Usually, CinemaCon is built around the studios doing presentations showing off all their upcoming slates and then they'll run a couple of movies super early. "The Flash" being their first announced movie screening in full bodes very well for the movie and Warner Bros.' faith in it.

Double Trouble

You see, the movies that screen in full are usually the ones the studios think will wow the theater owners the most, the ones that will make them see dollar signs as they envision throngs of people buying armloads of concessions and coming back for seconds.

The fact that the Warners are sending "The Flash" means they know they have a winner on their hands and one that theater owners will want to put on all their biggest screens for as long as possible. "The Flash" has a two-week run before "Indiana Jones and the Dial of Destiny" hits screens and this all but guarantees it's going to dominate every big multiplex screen. Sorry, Pixar's "Elemental."

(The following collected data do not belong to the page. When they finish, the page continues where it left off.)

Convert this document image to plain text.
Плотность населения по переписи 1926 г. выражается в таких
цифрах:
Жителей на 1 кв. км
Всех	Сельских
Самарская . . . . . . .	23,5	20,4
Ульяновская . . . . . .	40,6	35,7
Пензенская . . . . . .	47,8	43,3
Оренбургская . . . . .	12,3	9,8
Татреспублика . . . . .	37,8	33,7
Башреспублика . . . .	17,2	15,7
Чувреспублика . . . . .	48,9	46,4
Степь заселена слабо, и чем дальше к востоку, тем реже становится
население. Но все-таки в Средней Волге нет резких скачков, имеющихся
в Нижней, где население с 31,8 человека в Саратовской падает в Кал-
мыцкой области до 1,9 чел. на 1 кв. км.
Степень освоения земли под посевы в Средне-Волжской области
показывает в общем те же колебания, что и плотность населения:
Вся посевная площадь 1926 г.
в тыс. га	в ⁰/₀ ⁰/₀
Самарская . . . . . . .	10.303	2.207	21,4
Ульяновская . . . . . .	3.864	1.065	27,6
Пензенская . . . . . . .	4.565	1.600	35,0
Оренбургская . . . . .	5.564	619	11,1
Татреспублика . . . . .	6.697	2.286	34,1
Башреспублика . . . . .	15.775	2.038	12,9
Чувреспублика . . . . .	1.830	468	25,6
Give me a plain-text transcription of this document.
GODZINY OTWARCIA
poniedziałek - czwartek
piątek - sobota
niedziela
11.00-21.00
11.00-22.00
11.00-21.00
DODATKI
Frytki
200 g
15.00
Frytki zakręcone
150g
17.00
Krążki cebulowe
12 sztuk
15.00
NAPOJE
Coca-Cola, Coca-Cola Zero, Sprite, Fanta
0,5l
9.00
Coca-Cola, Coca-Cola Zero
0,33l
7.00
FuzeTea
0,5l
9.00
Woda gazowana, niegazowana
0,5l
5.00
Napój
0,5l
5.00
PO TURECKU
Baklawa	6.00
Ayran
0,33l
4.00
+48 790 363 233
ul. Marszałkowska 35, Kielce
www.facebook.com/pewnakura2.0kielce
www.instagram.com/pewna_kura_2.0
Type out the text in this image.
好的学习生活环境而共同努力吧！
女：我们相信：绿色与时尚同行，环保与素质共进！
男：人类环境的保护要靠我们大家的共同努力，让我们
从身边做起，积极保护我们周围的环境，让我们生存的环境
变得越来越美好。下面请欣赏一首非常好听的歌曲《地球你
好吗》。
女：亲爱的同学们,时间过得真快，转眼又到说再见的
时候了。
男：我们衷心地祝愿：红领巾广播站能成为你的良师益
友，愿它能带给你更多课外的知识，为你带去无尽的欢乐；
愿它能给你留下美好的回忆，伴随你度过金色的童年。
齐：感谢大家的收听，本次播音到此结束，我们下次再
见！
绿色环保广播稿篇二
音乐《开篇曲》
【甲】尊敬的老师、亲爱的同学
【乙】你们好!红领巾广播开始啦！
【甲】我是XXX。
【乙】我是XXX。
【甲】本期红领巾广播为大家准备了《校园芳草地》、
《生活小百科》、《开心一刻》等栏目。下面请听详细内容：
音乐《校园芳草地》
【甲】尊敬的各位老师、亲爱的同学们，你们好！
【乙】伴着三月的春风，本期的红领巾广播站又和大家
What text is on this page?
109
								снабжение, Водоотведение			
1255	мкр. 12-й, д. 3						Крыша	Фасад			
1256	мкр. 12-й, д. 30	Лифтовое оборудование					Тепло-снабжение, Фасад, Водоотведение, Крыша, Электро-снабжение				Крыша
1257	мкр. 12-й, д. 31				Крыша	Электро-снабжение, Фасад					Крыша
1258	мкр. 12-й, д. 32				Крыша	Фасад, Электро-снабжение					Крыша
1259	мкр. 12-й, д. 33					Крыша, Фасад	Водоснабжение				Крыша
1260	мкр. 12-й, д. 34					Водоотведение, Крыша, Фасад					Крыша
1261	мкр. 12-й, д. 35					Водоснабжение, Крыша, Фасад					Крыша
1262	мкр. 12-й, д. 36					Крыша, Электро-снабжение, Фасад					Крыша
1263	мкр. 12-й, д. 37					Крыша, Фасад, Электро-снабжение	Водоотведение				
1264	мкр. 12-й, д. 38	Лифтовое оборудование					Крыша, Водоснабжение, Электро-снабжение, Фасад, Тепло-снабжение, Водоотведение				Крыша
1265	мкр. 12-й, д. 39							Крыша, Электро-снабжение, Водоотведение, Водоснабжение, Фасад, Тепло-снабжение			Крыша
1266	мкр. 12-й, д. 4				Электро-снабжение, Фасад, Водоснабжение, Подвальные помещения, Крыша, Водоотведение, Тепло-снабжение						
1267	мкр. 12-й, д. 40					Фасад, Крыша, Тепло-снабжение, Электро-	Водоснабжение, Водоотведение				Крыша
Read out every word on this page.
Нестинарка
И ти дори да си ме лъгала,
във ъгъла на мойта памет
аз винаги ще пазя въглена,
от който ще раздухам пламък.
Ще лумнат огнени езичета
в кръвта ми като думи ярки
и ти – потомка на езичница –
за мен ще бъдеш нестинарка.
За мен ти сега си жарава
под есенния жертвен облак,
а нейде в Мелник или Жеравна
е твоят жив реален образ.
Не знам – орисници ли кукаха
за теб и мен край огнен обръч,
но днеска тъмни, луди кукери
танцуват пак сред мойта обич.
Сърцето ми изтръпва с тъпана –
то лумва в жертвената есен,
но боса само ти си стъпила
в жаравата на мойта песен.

Of course, the movie has to deliver, but word on the street I've been hearing is that Andy Muschietti and his team knocked it out of the park. And I'd bet theater owners will see Michael Keaton's Batman coming back as a huge draw and will hope audiences will fight for seats as they did with "Spider-Man: No Way Home," which also was able to roll in that powerful one-two punch of audience nostalgia and current superhero popularity.

"The Flash" is a pivotal movie for the seismic shift coming to the DC film universe and comes with a lot of baggage, from the declining popularity of the DCEU to its star's problematic behavior off-screen. There are a lot of eyes on this one and it looks like it'll get its first real test on April 25.